The next night I didn't let her read after a certain time and insisted on lights out. She slept good and woke up happy. And we talked a bit about how sometimes we need to do the thing that's less fun (like not reading and going to bed early) to make ourselves happier... that what we want is not always what's best for us or what will actually make us happy in the end.

If you believe the source of the night fears are the scary topics he learns during the day, then I would firmly restrict and redirect those interests to other areas for now. I suggest going cold turkey for a while -- no vampires, no toxins, no news in front of the kids. No scary shows or books or even game play. Stick to flowers and puppies and stories of kindness for a while (even if you all start to get cavities). See if it makes a difference.

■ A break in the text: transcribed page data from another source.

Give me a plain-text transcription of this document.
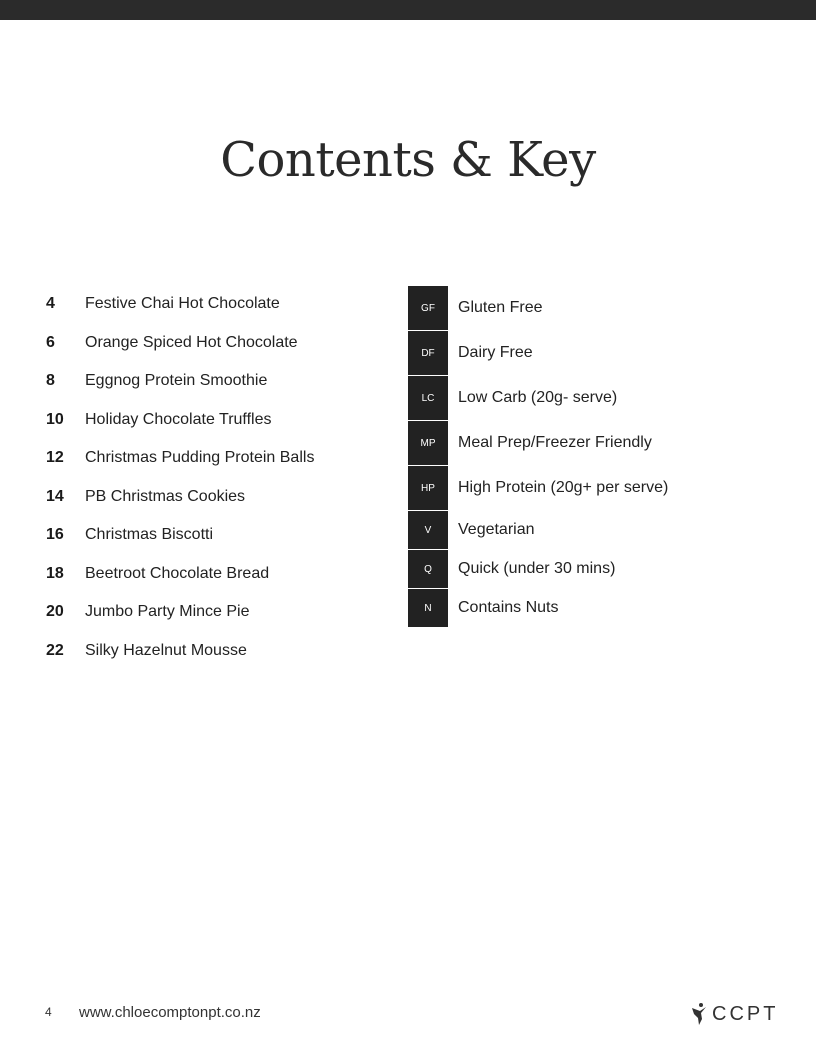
Contents & Key
4 Festive Chai Hot Chocolate
6 Orange Spiced Hot Chocolate
8 Eggnog Protein Smoothie
10 Holiday Chocolate Truffles
12 Christmas Pudding Protein Balls
14 PB Christmas Cookies
16 Christmas Biscotti
18 Beetroot Chocolate Bread
20 Jumbo Party Mince Pie
22 Silky Hazelnut Mousse
GF	Gluten Free
DF	Dairy Free
LC	Low Carb (20g- serve)
MP	Meal Prep/Freezer Friendly
HP	High Protein (20g+ per serve)
V	Vegetarian
Q	Quick (under 30 mins)
N	Contains Nuts
4 www.chloecomptonpt.co.nz	CCPT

This may help you decide if the anxiety is source specific or more generalized, which could help you make treatment decisions down the road. It also focuses the effort and attention on the day time and not in the night (when emotions run high and no one is feeling rational or happy). It also seems like asking him to change his reading for a while is something he can actually do. Whereas asking a child not to be afraid isn't really a fair request.

It could even be that you couple the change in mental source material with additional night nurturing. So he has to quit researching ebola (bummer!), but he gets to put a sleeping bag next to mom and dad's bed for a while.